May 12, 2011

Gar Forman’s well-deserved award

Category: Awards — Tags: , – Matt McHale @ 2:25 pm

From NBA.com:

Chicago Bulls General Manager Gar Forman and Miami Heat President Pat Riley are co-recipients of the 2010-11 NBA Executive of the Year award, the NBA announced today.

In his 13th season with Chicago and second as its general manager, Forman saw the Bulls win a league-best 62 games, rookie coach Tom Thibodeau earn the Red Auerbach Trophy as the 2010-11 NBA Coach of the Year, and Derrick Rose become the youngest player to win the Maurice Podoloff Trophy as the 2010-11 Kia NBA Most Valuable Player. Forman transformed a 41-win Bulls team by signing free agents Carlos Boozer, Ronnie Brewer, and Kyle Korver among others.

Forman and Riley received each received 11 of a possible 30 votes from a panel of their fellow team executives throughout the NBA. The Bulls’ John Paxson finished third with three votes and San Antonio’s R.C. Buford finished fourth with two votes. Oklahoma City’s Sam Presti, New Jersey’s Billy King and New York’s Donnie Walsh received one vote each.

I don’t mean to take anything away from Pat Riley. He cleared a lot of cap space to sign Chris Bosh, Dwyane Wade and LeBron James last summer. But he was also exceptionally fortunate that those guys wanted to play together. And, as far as we can tell (although it may never be proven), that had much more to do with the players than it did with Riley.

Meanwhile, Forman cleared cap space just like Riley did, only he had to endure and recover from rejection by all three of those players. Seriously, Forman (with Jerry Reinsdorf and John Paxson) went all in to sign James, Wade and/or Bosh…and got none of them. Yet he still managed to go out and acquire exactly the right mix of players to surround MVP Derrick Rose with. Oh, and he also brought in Tom Thibodeau, who won the Coach of the Year award.

The numbers don’t lie: 62 wins. Best in the league. Despite losing out on Options A, B and C. What’s more, with the way some of the new contracts were structured — specifically Brewer’s, Korver’s and Watson’s — Forman gave the team future cap flexibility (in theory depending on the new CBA).

Gar also made a midseason trade (James Johnson to the Raptors for a future round draft pick) so he could go after O.J. Mayo before the trade deadline. That deal didn’t pan out, apparently because Grizzlies owner Michael Heisley doesn’t like doing business with the Bulls, but it shows the kind of savvy team building Forman is trying to accomplish.

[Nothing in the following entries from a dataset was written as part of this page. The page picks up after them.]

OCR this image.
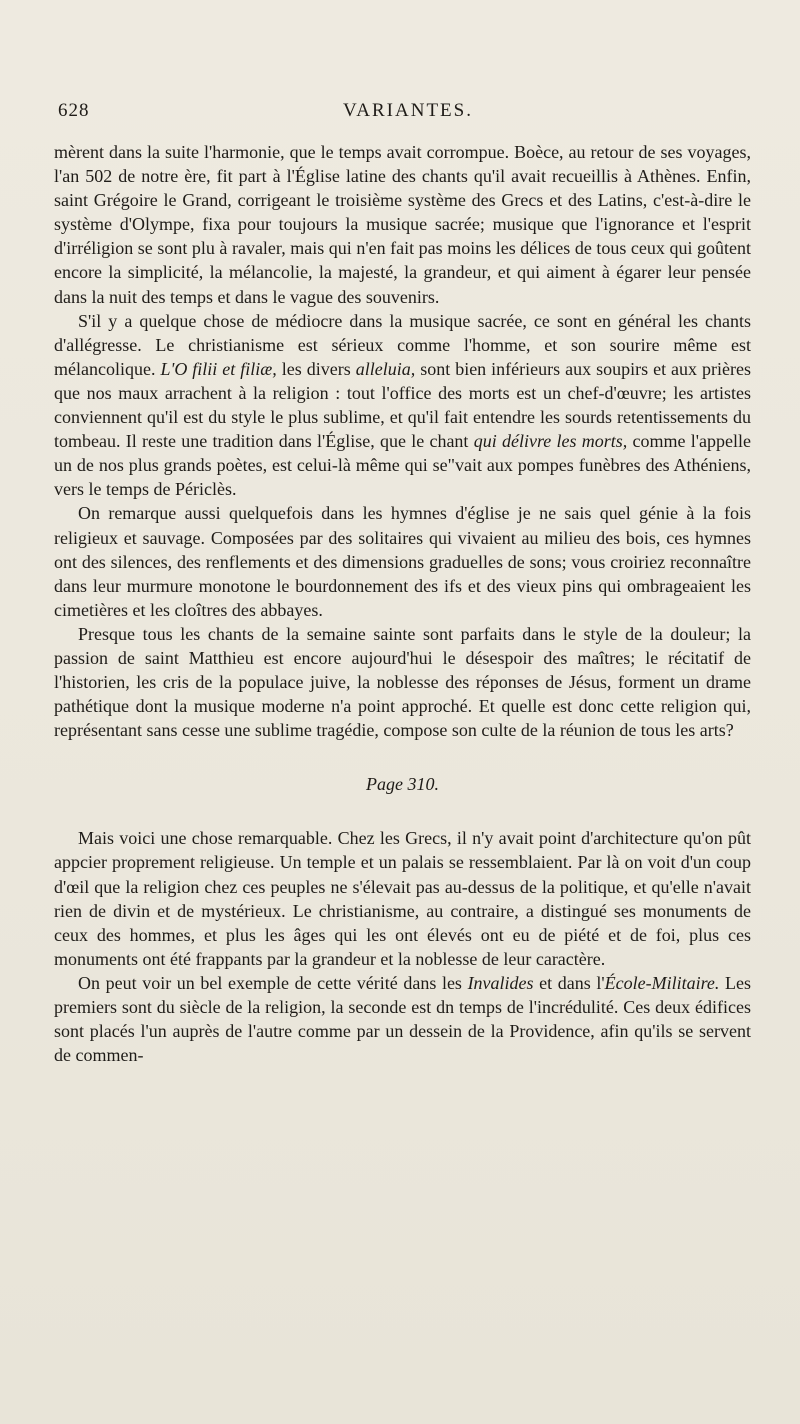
628	VARIANTES.

mèrent dans la suite l'harmonie, que le temps avait corrompue. Boèce, au retour de ses voyages, l'an 502 de notre ère, fit part à l'Église latine des chants qu'il avait recueillis à Athènes. Enfin, saint Grégoire le Grand, corrigeant le troisième système des Grecs et des Latins, c'est-à-dire le système d'Olympe, fixa pour toujours la musique sacrée; musique que l'ignorance et l'esprit d'irréligion se sont plu à ravaler, mais qui n'en fait pas moins les délices de tous ceux qui goûtent encore la simplicité, la mélancolie, la majesté, la grandeur, et qui aiment à égarer leur pensée dans la nuit des temps et dans le vague des souvenirs.

S'il y a quelque chose de médiocre dans la musique sacrée, ce sont en général les chants d'allégresse. Le christianisme est sérieux comme l'homme, et son sourire même est mélancolique. L'O filii et filiæ, les divers alleluia, sont bien inférieurs aux soupirs et aux prières que nos maux arrachent à la religion : tout l'office des morts est un chef-d'œuvre; les artistes conviennent qu'il est du style le plus sublime, et qu'il fait entendre les sourds retentissements du tombeau. Il reste une tradition dans l'Église, que le chant qui délivre les morts, comme l'appelle un de nos plus grands poètes, est celui-là même qui se"vait aux pompes funèbres des Athéniens, vers le temps de Périclès.

On remarque aussi quelquefois dans les hymnes d'église je ne sais quel génie à la fois religieux et sauvage. Composées par des solitaires qui vivaient au milieu des bois, ces hymnes ont des silences, des renflements et des dimensions graduelles de sons; vous croiriez reconnaître dans leur murmure monotone le bourdonnement des ifs et des vieux pins qui ombrageaient les cimetières et les cloîtres des abbayes.

Presque tous les chants de la semaine sainte sont parfaits dans le style de la douleur; la passion de saint Matthieu est encore aujourd'hui le désespoir des maîtres; le récitatif de l'historien, les cris de la populace juive, la noblesse des réponses de Jésus, forment un drame pathétique dont la musique moderne n'a point approché. Et quelle est donc cette religion qui, représentant sans cesse une sublime tragédie, compose son culte de la réunion de tous les arts?

Page 310.

Mais voici une chose remarquable. Chez les Grecs, il n'y avait point d'architecture qu'on pût appcier proprement religieuse. Un temple et un palais se ressemblaient. Par là on voit d'un coup d'œil que la religion chez ces peuples ne s'élevait pas au-dessus de la politique, et qu'elle n'avait rien de divin et de mystérieux. Le christianisme, au contraire, a distingué ses monuments de ceux des hommes, et plus les âges qui les ont élevés ont eu de piété et de foi, plus ces monuments ont été frappants par la grandeur et la noblesse de leur caractère.

On peut voir un bel exemple de cette vérité dans les Invalides et dans l'École-Militaire. Les premiers sont du siècle de la religion, la seconde est dn temps de l'incrédulité. Ces deux édifices sont placés l'un auprès de l'autre comme par un dessein de la Providence, afin qu'ils se servent de commen-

Forman’s moves have been both good for the team and smart from a financial standpoint. Again, no offense to Riley, but having three great players (and two of the top five in the game) decide they want to team up in one of the country’s most beautiful (and party-centric) cities is at least part luck. And a big part. Forman’s job was much more difficult.

Whatever the case, at least Gar gets a share of the award. It’s well deserved.